Today is known as Reformation Day among Lutherans because October 31, 1517 was the date Martin Luther posted his 95 Theses — a date that historians consider to be the beginning of the Protestant Reformation.

When I was a Lutheran (from my early 20s until my late 30s), I read the Augsburg Confession, which is the primary confession of faith for Lutherans, as well as the Apology of the Augsburg Confession, written in response to Catholic objections to the Augsburg Confession. I must admit that in reading these two documents, I did not understand why the Catholic Church objected to them.
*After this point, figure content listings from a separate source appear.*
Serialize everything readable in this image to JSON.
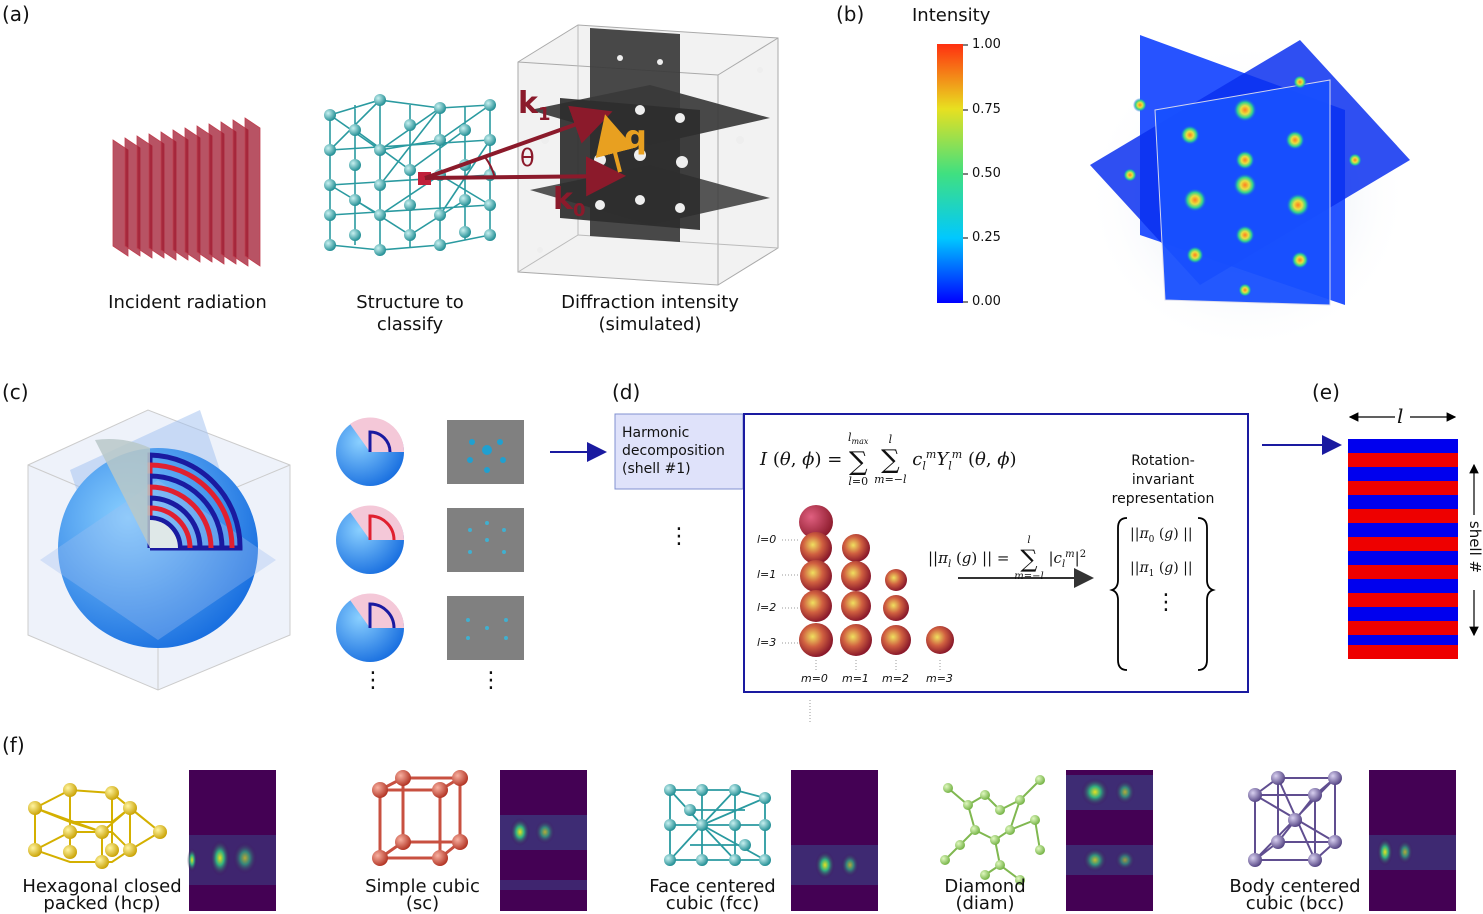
{
  "panel_labels": {
    "a": "(a)",
    "b": "(b)",
    "c": "(c)",
    "d": "(d)",
    "e": "(e)",
    "f": "(f)"
  },
  "panel_a": {
    "incident_caption": "Incident radiation",
    "structure_caption_1": "Structure to",
    "structure_caption_2": "classify",
    "diffraction_caption_1": "Diffraction intensity",
    "diffraction_caption_2": "(simulated)",
    "k1_label": "k",
    "k1_sub": "1",
    "k0_label": "k",
    "k0_sub": "0",
    "q_label": "q",
    "theta_label": "θ"
  },
  "panel_b": {
    "colorbar_title": "Intensity",
    "ticks": [
      "1.00",
      "0.75",
      "0.50",
      "0.25",
      "0.00"
    ]
  },
  "panel_d": {
    "harmonic_label_1": "Harmonic",
    "harmonic_label_2": "decomposition",
    "harmonic_label_3": "(shell #1)",
    "rotation_label_1": "Rotation-",
    "rotation_label_2": "invariant",
    "rotation_label_3": "representation",
    "l_labels": [
      "l=0",
      "l=1",
      "l=2",
      "l=3"
    ],
    "m_labels": [
      "m=0",
      "m=1",
      "m=2",
      "m=3"
    ],
    "vdots": "⋮"
  },
  "panel_e": {
    "l_axis": "l",
    "shell_axis": "shell #"
  },
  "panel_f": {
    "hcp_1": "Hexagonal closed",
    "hcp_2": "packed (hcp)",
    "sc_1": "Simple cubic",
    "sc_2": "(sc)",
    "fcc_1": "Face centered",
    "fcc_2": "cubic (fcc)",
    "diam_1": "Diamond",
    "diam_2": "(diam)",
    "bcc_1": "Body centered",
    "bcc_2": "cubic (bcc)"
  },
  "colors": {
    "crimson": "#8b1a2b",
    "teal": "#2a9aa0",
    "blue": "#0000ee",
    "red": "#ee0000",
    "navy": "#1a1aa0",
    "orange": "#e8a020",
    "viridis_dark": "#440154"
  }
}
I had to deduce what the Catholic position was through the arguments made in the Apology.

Fortunately, I eventually was able to find the “missing link” — the Catholic rebuttal to the Augsburg Confession which prompted the writing of the Apology of the Augsburg Confession. This document is known as The Roman Confutation against the Augsburg Confession and is available from the Lutheran Project Wittenberg. If you are curious why the Church said “No” to many of the Lutheran positions back in the 16th Century, I encourage you to read this document (available as a free PDF). It’s only 24 pages, and it proved to be a powerful influence on me becoming a Catholic. If you’d like to study it alongside the Lutheran documents, both the Augsburg Confession and the Apology are part of the Book of Concord, also available as a free PDF online.